At small group last night I banded with a couple of brothers in the last part of the evening in which we break up into even smaller groups (i.e. 2 or 3, or sometimes 4), tell each other what's going on in our lives and in our minds at the moment, and then pray for each other. The three of us have been somewhat in the same boat, all past "normal" college age, but still trying to find our way to success in life (or however you might like to call it). In essence, we're all going through trials. But in our discussions and prayers, the following things came through our minds:
1.) The season of joy. I will admit that of the ones I will list in today's post, this point is the one I have the weakest handle on. But as I (barely) understand it, the season of joy always follows the season of trial. At some point our hard work will pay off, and we will be handsomely rewarded (what said reward is, or how it comes about is still very much a mystery), but we have to trust in it and take some chances. That's about all I know on this, and I will now segway to my second point...
2.) God can only "steer the boat if it's moving." This is something that I've been aware of for some time, but always struggled with. Having grown up not really trusting in anything (the church was the one thing I did trust until it too imploded when I was far too young), I've always looked at God and the idea of Him being all-powerful as totalitarian. He makes the rules, so we just pretty much have to obey them. Therefore, since I stopped working for AmeriCorps late last summer, I found myself in a position where I kept waiting for God to tell me what to do (after all, it is He that decides). But apparently, He can't say yes or no if I do nothing.
...And, that's actually a really mind-blowing concept. You see, it has been preached and preached that God has all the power (and it is true), but the reality is, we have to trust Him to use His power for Him to actually use it. Confusing? Do remember that when we worship God we are also in a relationship with Him. Relationships are two-way streets; relationships with God are no exception, either.
That's really scary. Somehow, because of this, I feel like I have more power. I'm not sure why. But it probably only works so long as God and I are on the same page. I would have no power if I decide to do something, and He decides, nuh-uh, I don't want you to do that. But if somehow I'm doing something and He wills it, then, holy crijole ... !
[Before I move onto the third point, I have to say this revelation actually hit me right as I was writing. Usually when I write about these things, I'm reflecting on something that recently happened, and by said time of writing, I am more able to communicate whatever profound truth it is that I have learned. The point of all this, is that I took my time writing point #2, and it's the only reason that it's moderately coherent.]
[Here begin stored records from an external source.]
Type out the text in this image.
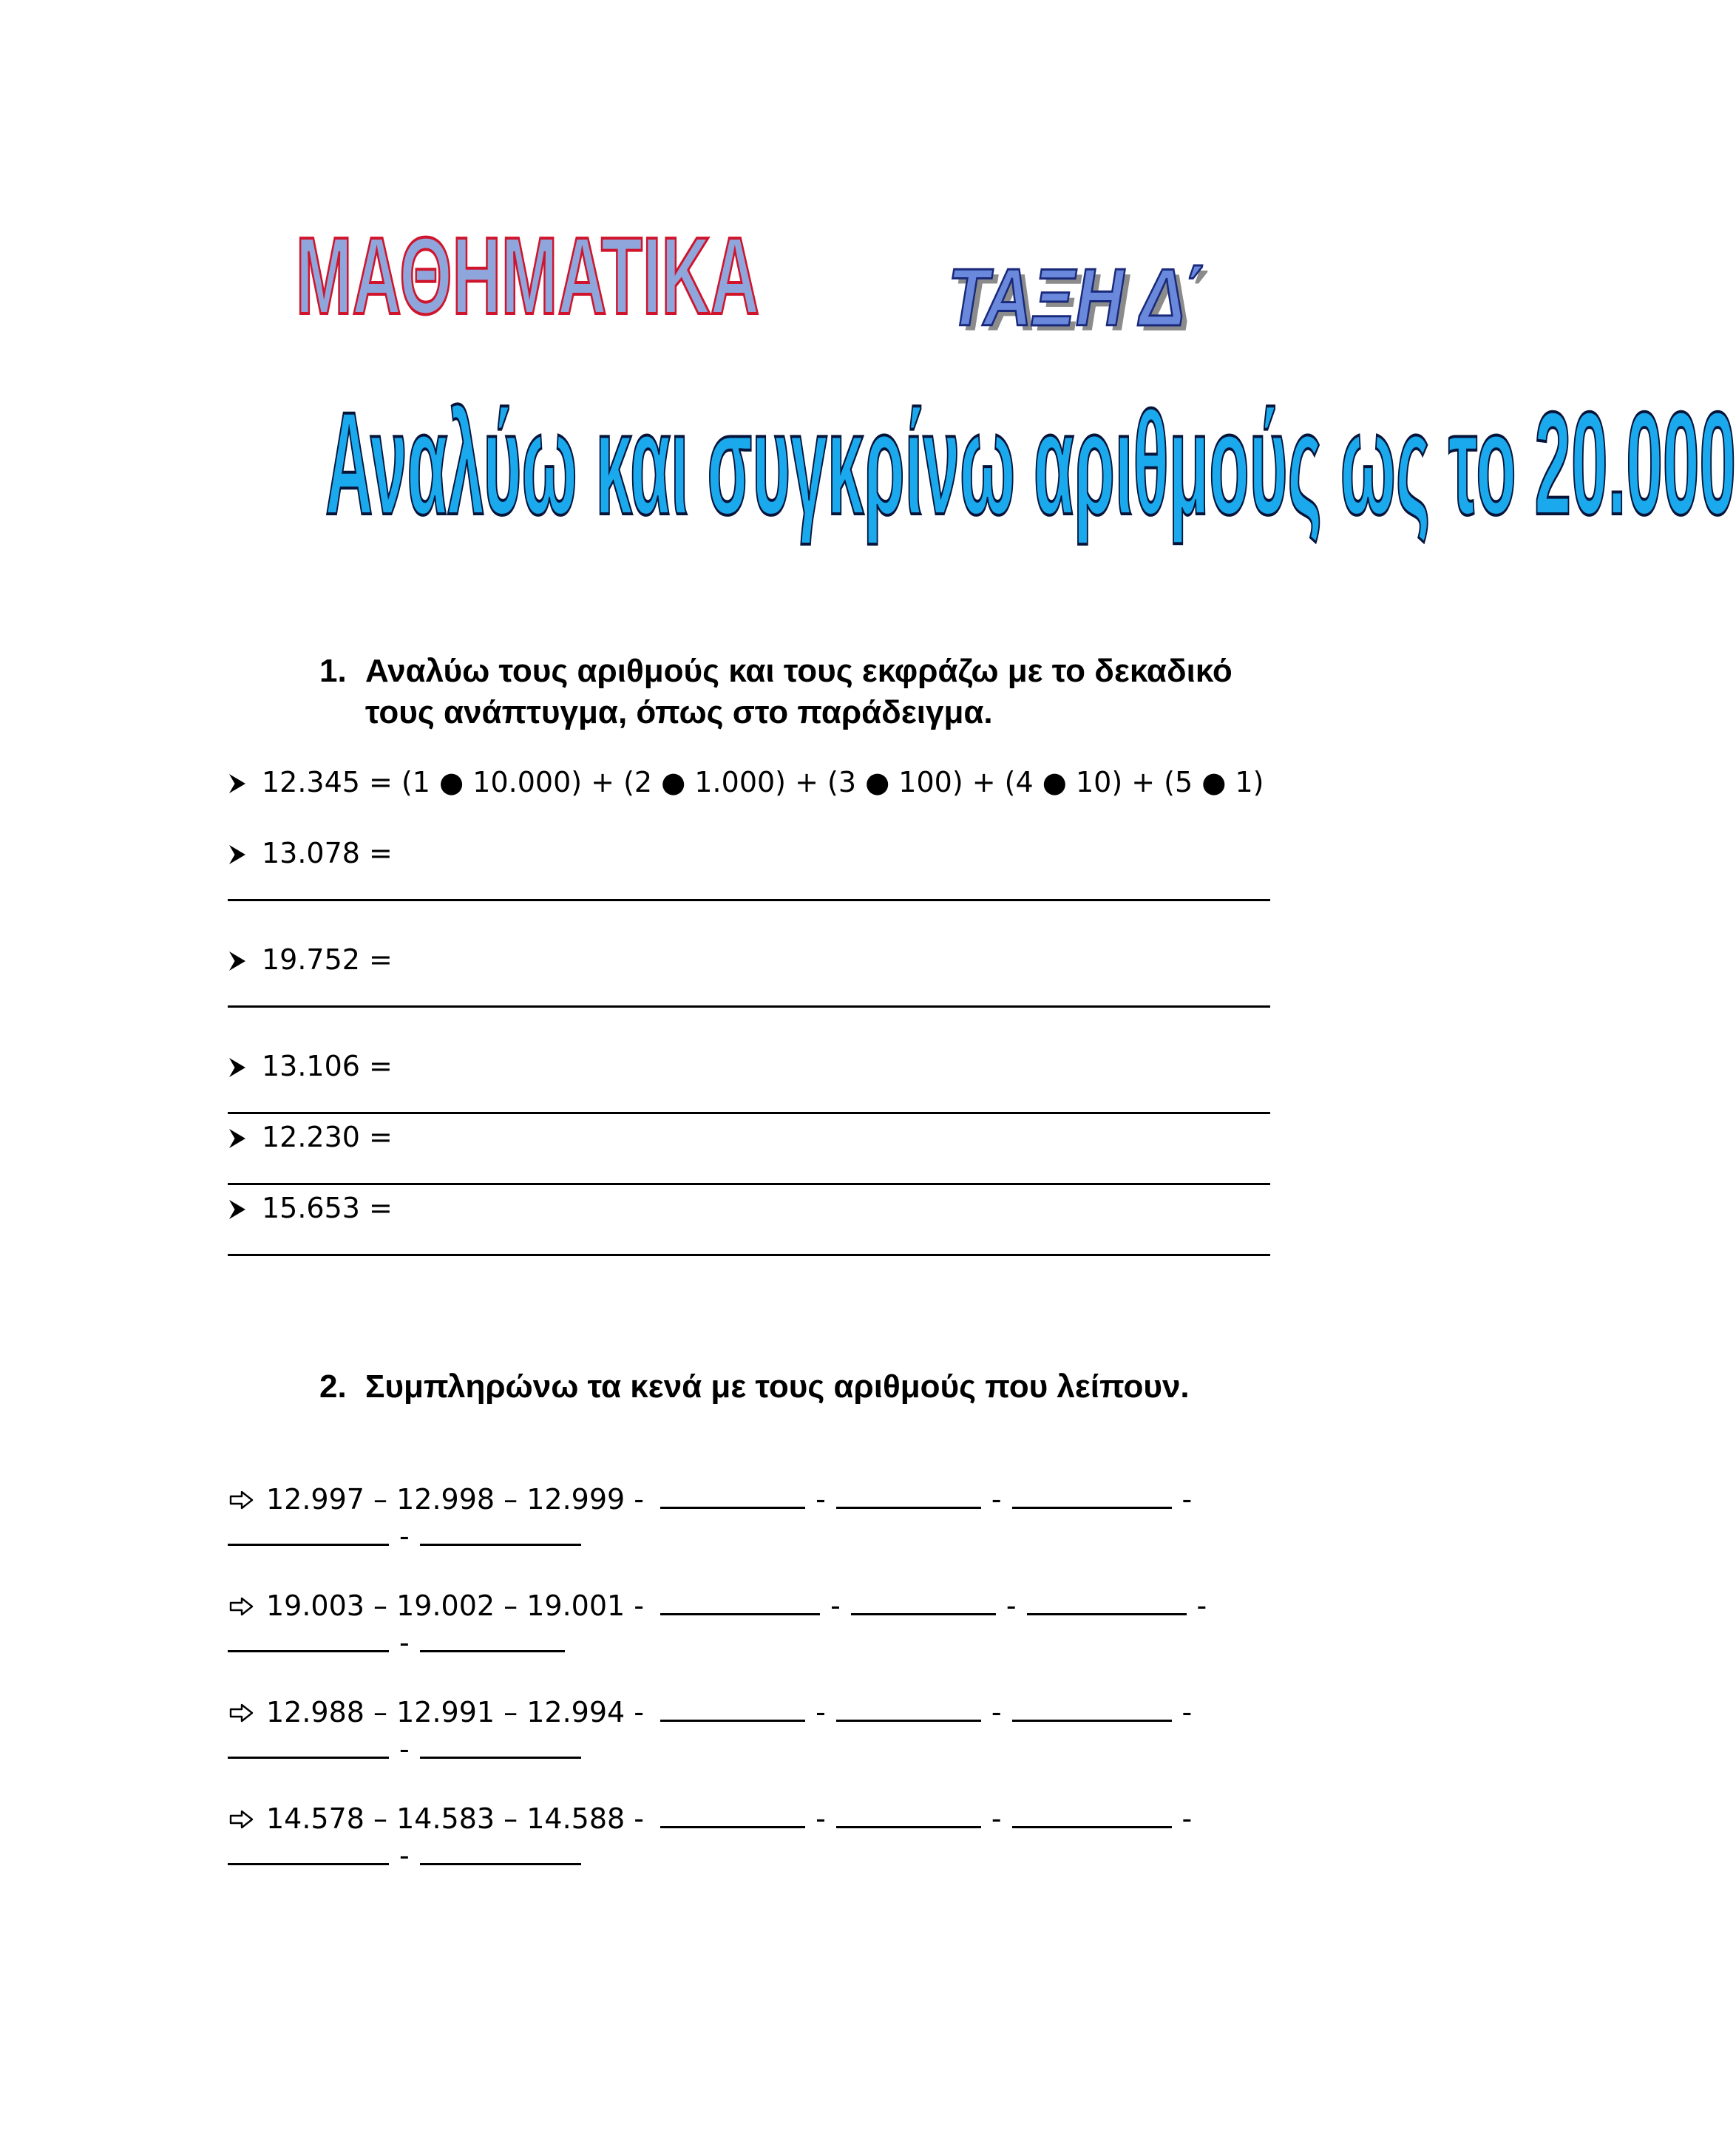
ΜΑΘΗΜΑΤΙΚΑ ΤΑΞΗ Δ΄
Αναλύω και συγκρίνω αριθμούς ως το 20.000
1. Αναλύω τους αριθμούς και τους εκφράζω με το δεκαδικό τους ανάπτυγμα, όπως στο παράδειγμα.
12.345 = (1 ● 10.000) + (2 ● 1.000) + (3 ● 100) + (4 ● 10) + (5 ● 1)
13.078 =
19.752 =
13.106 =
12.230 =
15.653 =
2. Συμπληρώνω τα κενά με τους αριθμούς που λείπουν.
12.997 – 12.998 – 12.999 -	-	-	-
-
19.003 – 19.002 – 19.001 -	-	-	-
-
12.988 – 12.991 – 12.994 -	-	-	-
-
14.578 – 14.583 – 14.588 -	-	-	-
-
3.) The third thing that came to mind was the phrase "Forgive us our sins, as we forgive those who sin against us. Save us from the time of trial, but deliver us from evil." For some reason I feel like I've recently blogged about this, but I wanted to bring it up now because that phrase has stuck with me for much of the last month. The funny thing is, I grew up saying the "traditional" version of the Lord's Prayer, the one that starts with "Our Father, who art in heaven..." I guess I never really thought highly of the "contemporary" version, but I'm beginning to reconsider, thanks to the phrase I mentioned in the first sentence of this paragraph. Thing is, the traditional version substitutes "sins" with "trespasses," and substitutes saving us from trial with leading us not into temptation. Given that right now I'm more responsive to "sins" than "trespasses", and concerned with surviving my trials than staying away from temptation, I've been leaning more towards the newer version.
* * * * * * * *
Dang, now I want to go get something accomplished. Ideally, that means finding a job (and in a longer-term sense, continuing to grow socially), but I may decide to settle for assembling a couple pieces of furniture. I'm just a little sick of the tall stacks of books and papers, and having to go through them all the time to find whatever it is I'm looking for.